An urgent need for change
Fraser Nelson 12:36pm
We hear phrase "market failure" often enough - but (as Michael Prowse once said) government failure is far more common. The most egregious example is education – and David Cameron says in his press conference today with Michael Gove. Here are a few facts they highlight today in their document (read it here):
1) Some 140,000 pupils were suspended from secondary schools for violence or persistent disruption in 2005/06. Many end up in the cells - almost 100,000 under-18s are given custodial sentences.
2) Suspensions for physical assault (in primary schools) is about twelve times higher in deprived areas than in the least-deprived ones. The scourge of school violence is focused on the poorest neighbourhoods.
3) Rather than police this, teachers are themselves investigated - as the targets of false allegations. Some 59% of head teachers say that false allegations have been made against them or their staff within the last three years.
Anyone who knows a teacher (who works in a normal or deprived area) will have heard similar stories. Police turn up to schools in twos: one to enter the building and the other to guard the car. And the disruptive kids know that their best form of getting teachers off their back is to lodge a false complaint against them. It sends the system into hyperdrive, and the teacher – not the bully – is hounded.
Gove today outlines new laws and powers which give teachers more power to deal with the problem. He’d end the right to appeal against expulsion, reverse Balls’ daft rule forcing schools to take a disruptive pupil for each one they expel, and offer teachers more protection against false claims. All good stuff, but I am sceptical about central government's ability to deal with this very effectively. Good schools will use such powers, the bad ones will not. The LEAs are the real power in education. What’s needed is a revolution in approach to discipline in schools – ie, a culture shift. And that can take years to achieve.
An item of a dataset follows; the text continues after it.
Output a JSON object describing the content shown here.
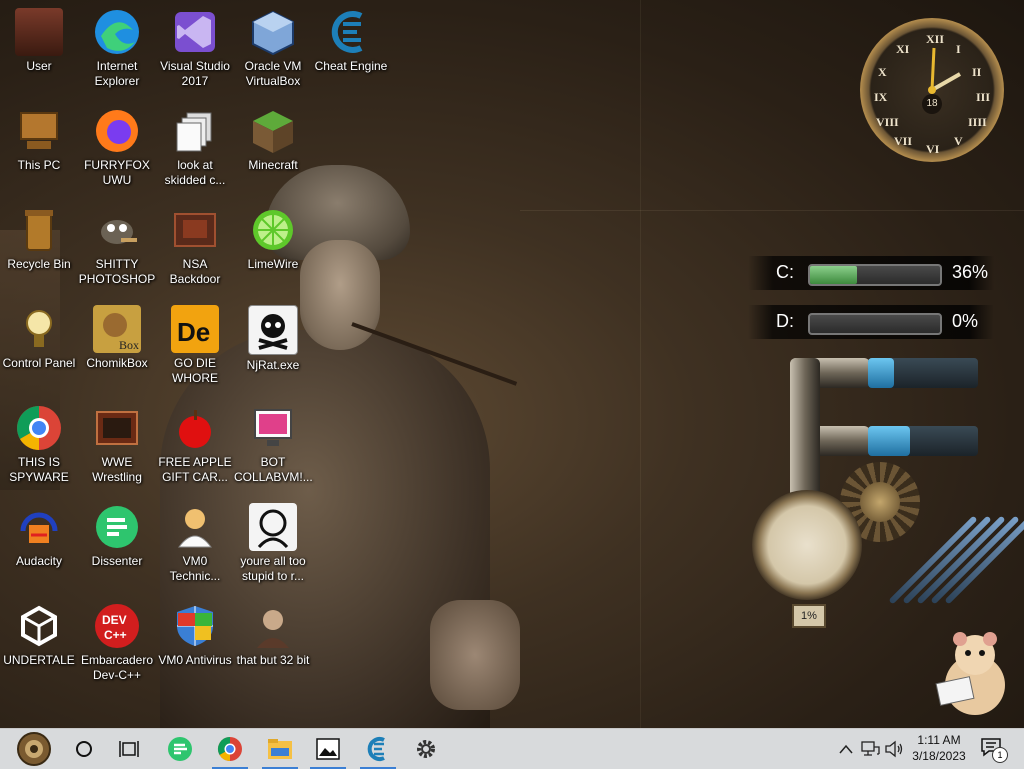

The Tory education plan has two planks. This is the first: how the party would seek to shake up existing schools. The second plank – supply-side reform along the Swedish system where a new breed of small, independent schools open in the state sector with state funds – is the policy that has the power to change education in England forever. It just needs a small number for a tipping point to be created, where existing state-run schools know they must shape up, or lose pupils (and money). Once they are responding to the priorities of British parents, no Whitehall edicts will be needed.
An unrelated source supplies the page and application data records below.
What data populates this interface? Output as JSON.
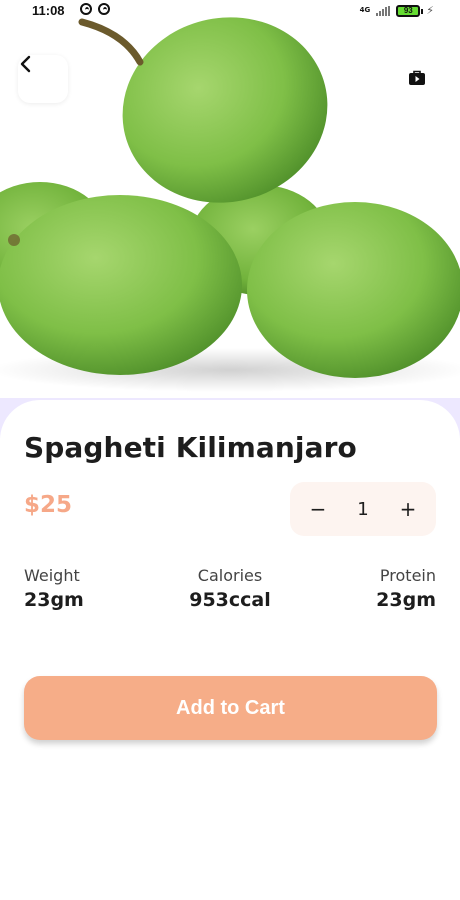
{
  "status_bar": {
    "time": "11:08",
    "network": "4G",
    "battery": "93"
  },
  "header": {
    "back_icon": "chevron-left-icon",
    "share_icon": "bag-play-icon"
  },
  "hero": {
    "image": "green-mangoes-photo"
  },
  "product": {
    "title": "Spagheti Kilimanjaro",
    "price": "$25",
    "quantity": "1",
    "minus_label": "−",
    "plus_label": "+"
  },
  "stats": [
    {
      "label": "Weight",
      "value": "23gm"
    },
    {
      "label": "Calories",
      "value": "953ccal"
    },
    {
      "label": "Protein",
      "value": "23gm"
    }
  ],
  "cta": {
    "add_to_cart": "Add to Cart"
  },
  "colors": {
    "accent": "#f6ad88",
    "price": "#f6a888",
    "stepper_bg": "#fdf4f0",
    "sheet_backdrop": "#ede8ff"
  }
}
Until then, a Tory government must obviously use edicts (and empowerment measures, as today's are) as best they can. But the dismal state of affairs outlined in the Tory document is another chilling reminder of just how urgently change is needed
P.S. You may not have heard of Prowse. As the FT’s Washington Correspondent, he was converted away from New Labour - and explained how in a 1995 article in The Independent. Read it here.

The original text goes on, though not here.